I take no position as to the merits of basketball or football or baseball as the national pastime. Fads come and go, and all such sports involve spoiled athletes paid enormous sums of money to perform for fat, couch-potato wannabes. But bowling is a participatory sport open to Americans of varying skill and commitment. Exactly what is Obama trying to symbolize by removing the bowling lane? If Red State and Blue State can come together, as the president seems to believe, and if white and black can move to a post-racial America, cannot bowling and basketball coexist? Put the damn court someplace else and leave the lane alone, or else don't even think about inviting me to the White House, mister.
On the other hand, the man does seem to enjoy a good chili dog, and he certainly knows how to eat one. You don't get prissy and have your napkin ever ready to wipe the stains from your face. You just light into it, etiquette be damned.

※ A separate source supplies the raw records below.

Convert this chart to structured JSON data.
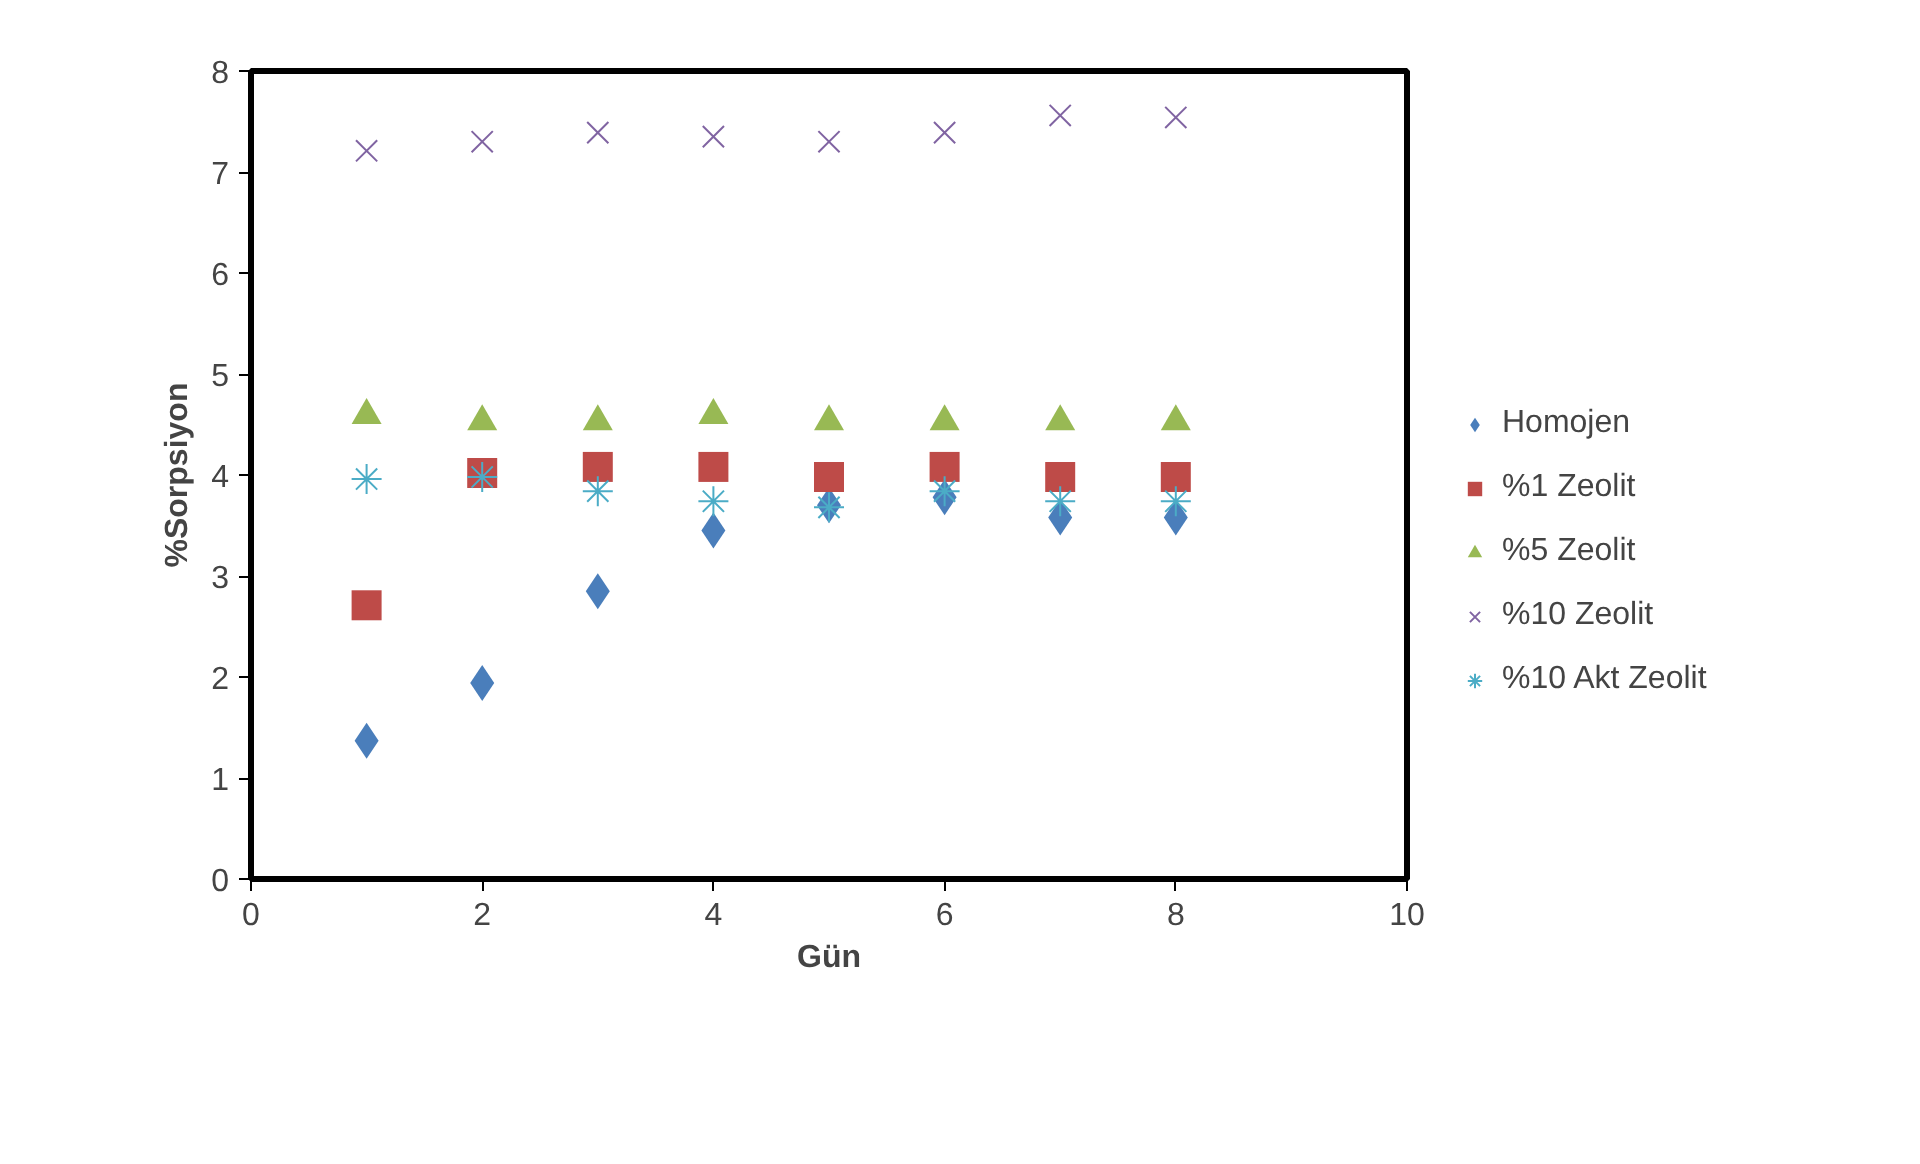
{
  "chart_data": {
    "type": "scatter",
    "xlabel": "Gün",
    "ylabel": "%Sorpsiyon",
    "x": [
      1,
      2,
      3,
      4,
      5,
      6,
      7,
      8
    ],
    "xlim": [
      0,
      10
    ],
    "xticks": [
      0,
      2,
      4,
      6,
      8,
      10
    ],
    "ylim": [
      0,
      8
    ],
    "yticks": [
      0,
      1,
      2,
      3,
      4,
      5,
      6,
      7,
      8
    ],
    "grid": false,
    "legend": "right",
    "series": [
      {
        "name": "Homojen",
        "color": "#4a7ebb",
        "marker": "diamond",
        "values": [
          1.37,
          1.94,
          2.85,
          3.45,
          3.7,
          3.78,
          3.58,
          3.58
        ]
      },
      {
        "name": "%1 Zeolit",
        "color": "#be4b48",
        "marker": "square",
        "values": [
          2.71,
          4.02,
          4.08,
          4.08,
          3.98,
          4.08,
          3.98,
          3.98
        ]
      },
      {
        "name": "%5 Zeolit",
        "color": "#98b954",
        "marker": "triangle",
        "values": [
          4.59,
          4.53,
          4.53,
          4.59,
          4.53,
          4.53,
          4.53,
          4.53
        ]
      },
      {
        "name": "%10 Zeolit",
        "color": "#8064a2",
        "marker": "cross",
        "values": [
          7.21,
          7.3,
          7.39,
          7.35,
          7.3,
          7.39,
          7.56,
          7.54
        ]
      },
      {
        "name": "%10 Akt Zeolit",
        "color": "#4bacc6",
        "values": [
          3.96,
          3.98,
          3.84,
          3.74,
          3.68,
          3.84,
          3.74,
          3.74
        ]
      }
    ]
  }
}
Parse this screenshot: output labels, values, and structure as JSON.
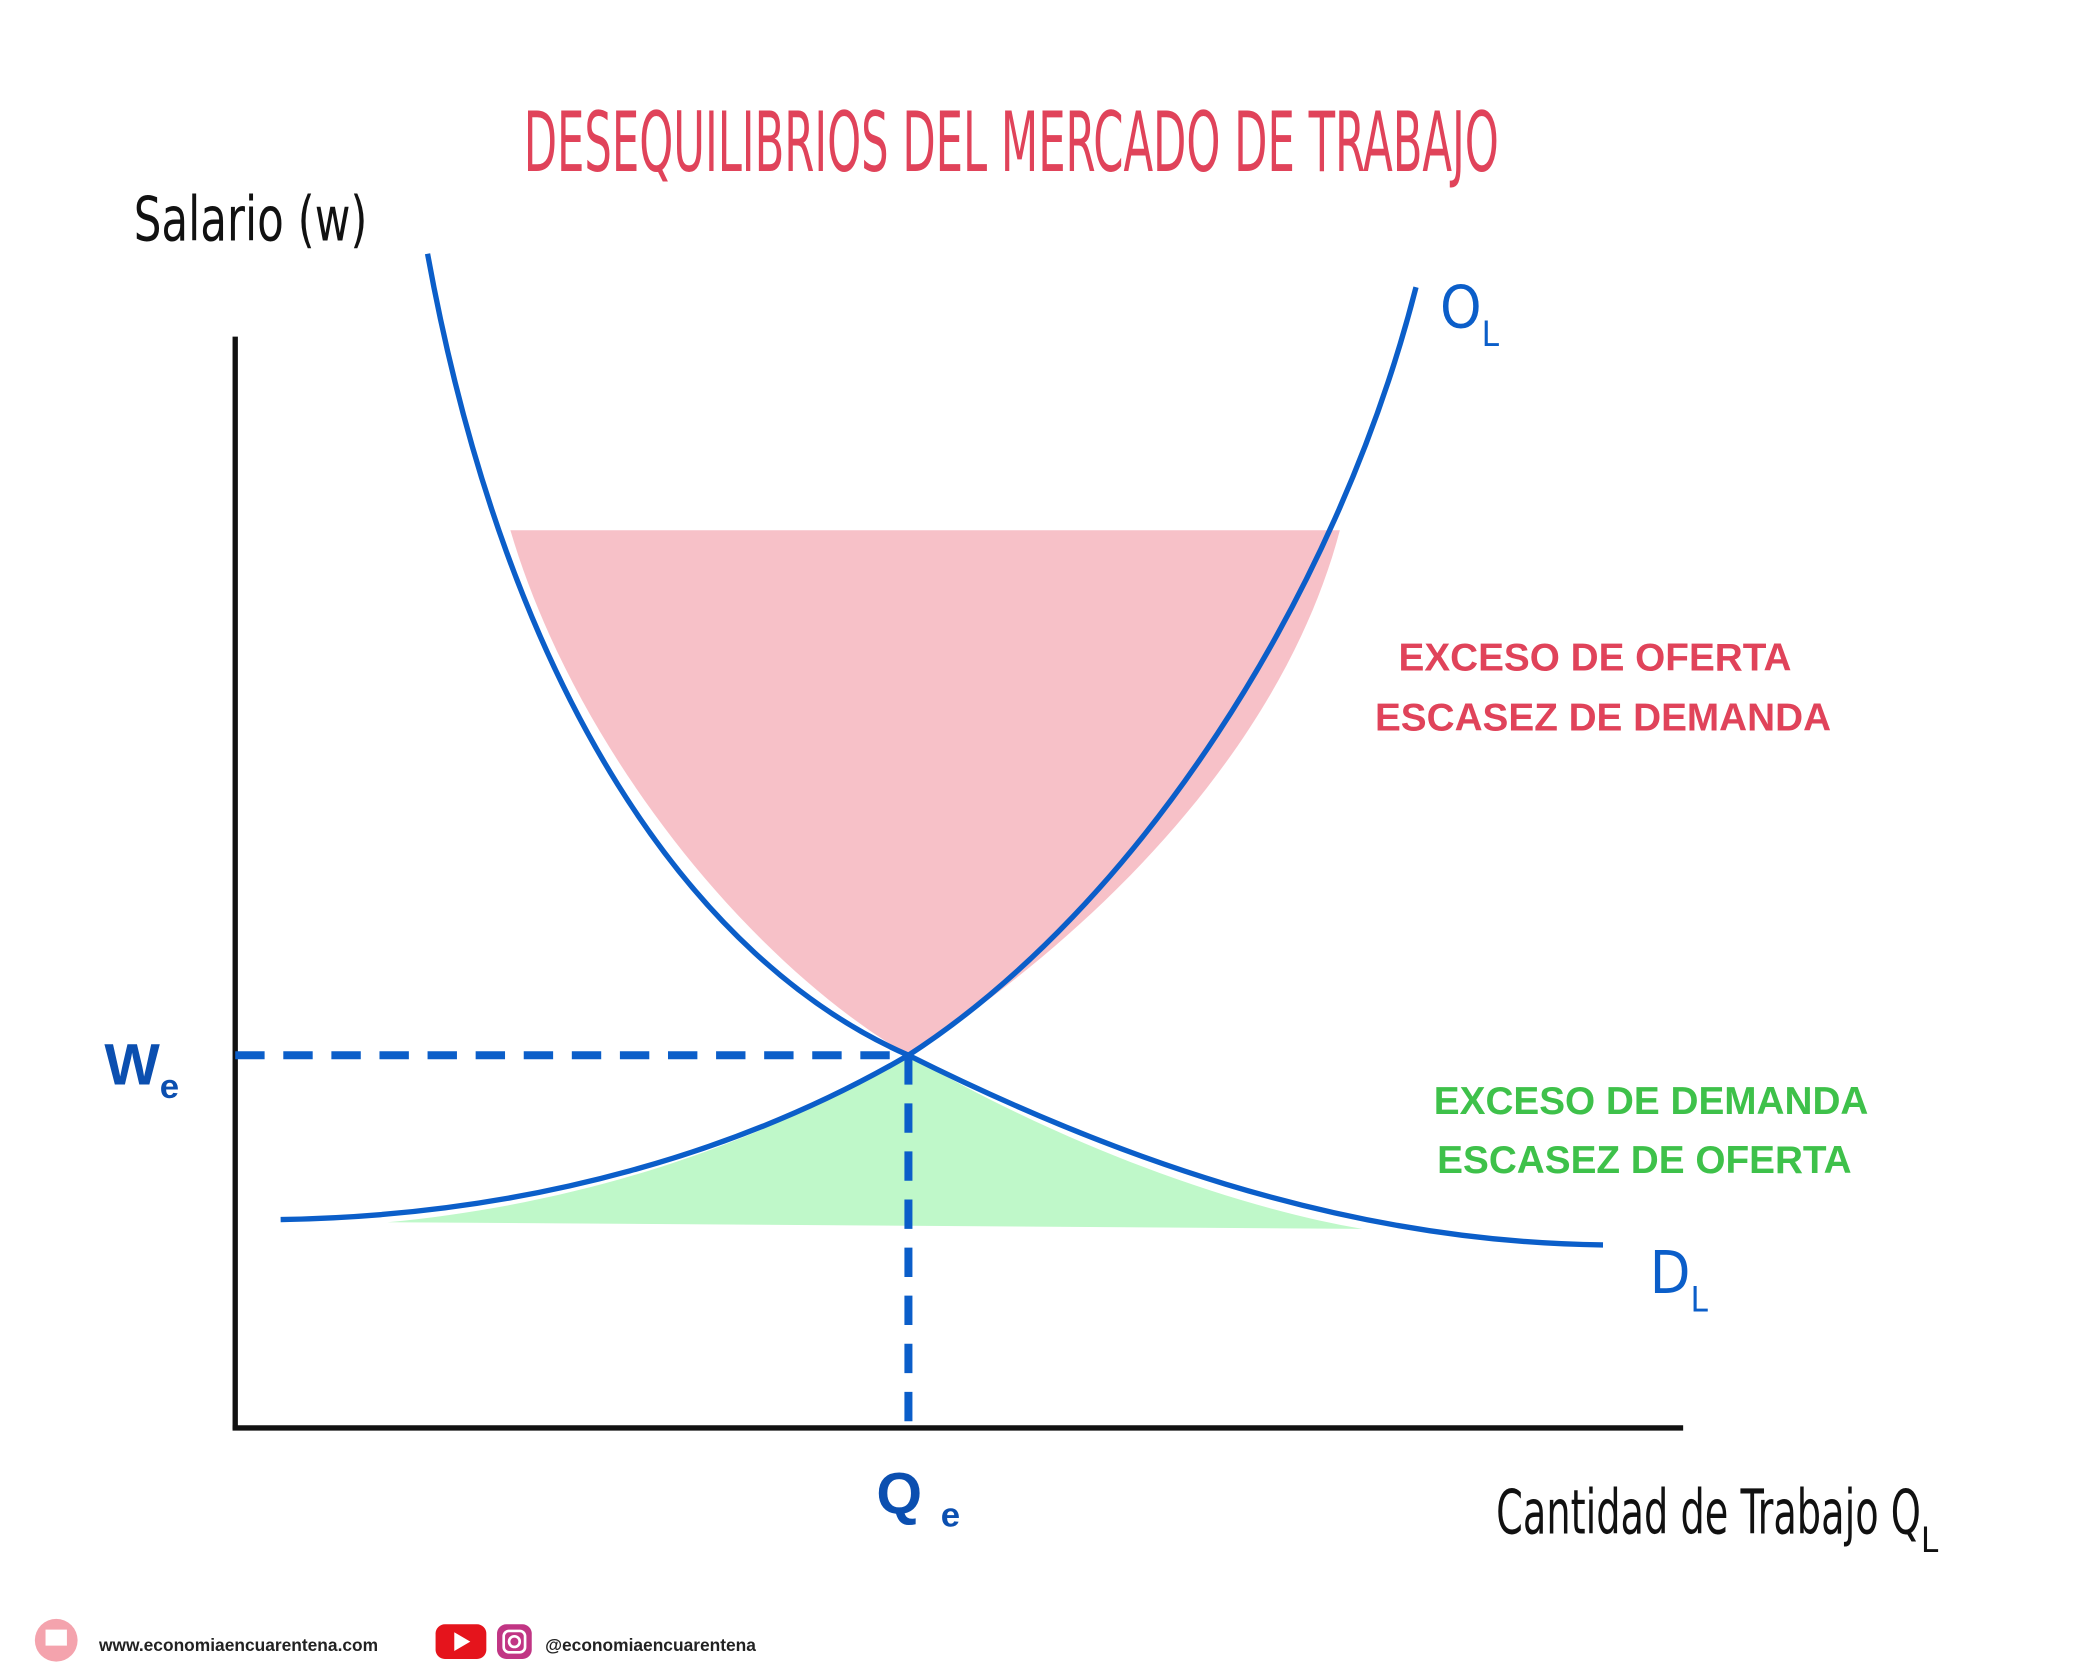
{
  "title": "DESEQUILIBRIOS DEL MERCADO DE TRABAJO",
  "y_axis_label": "Salario (w)",
  "x_axis_label": {
    "main": "Cantidad de Trabajo Q",
    "sub": "L"
  },
  "supply_label": {
    "main": "O",
    "sub": "L"
  },
  "demand_label": {
    "main": "D",
    "sub": "L"
  },
  "wage_label": {
    "main": "W",
    "sub": "e"
  },
  "quantity_label": {
    "main": "Q",
    "sub": "e"
  },
  "excess_supply": [
    "EXCESO DE OFERTA",
    "ESCASEZ DE DEMANDA"
  ],
  "excess_demand": [
    "EXCESO DE DEMANDA",
    "ESCASEZ DE OFERTA"
  ],
  "footer": {
    "website": "www.economiaencuarentena.com",
    "handle": "@economiaencuarentena"
  }
}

I don't know if he plans to have such fare on the regular First Family menu (with two young daughers, there at least ought to be a lot of pizza), but if he does, you know where such food is good? At the bowling alley!
Now, one I'm neutral on. One of the Obamaphobes over at The Corner, noting that Obama is forever going on about the "the enormity" of the problems we face and "the enormity" of the task he's undertaking, says, "I wish the president-elect would learn the meaning of the word 'enormity.' " It is true that in recent linguistic history (not always, but recently), "enormity" has carried a negative moral judgment, as in "the enormity of Hitler's evil"; it hasn't been merely another word for gigantic or enormous. But it's been used that way so often that dictionaries have taken note of it -- it's the No. 3 meaning now at Random House. Words change. Get over it.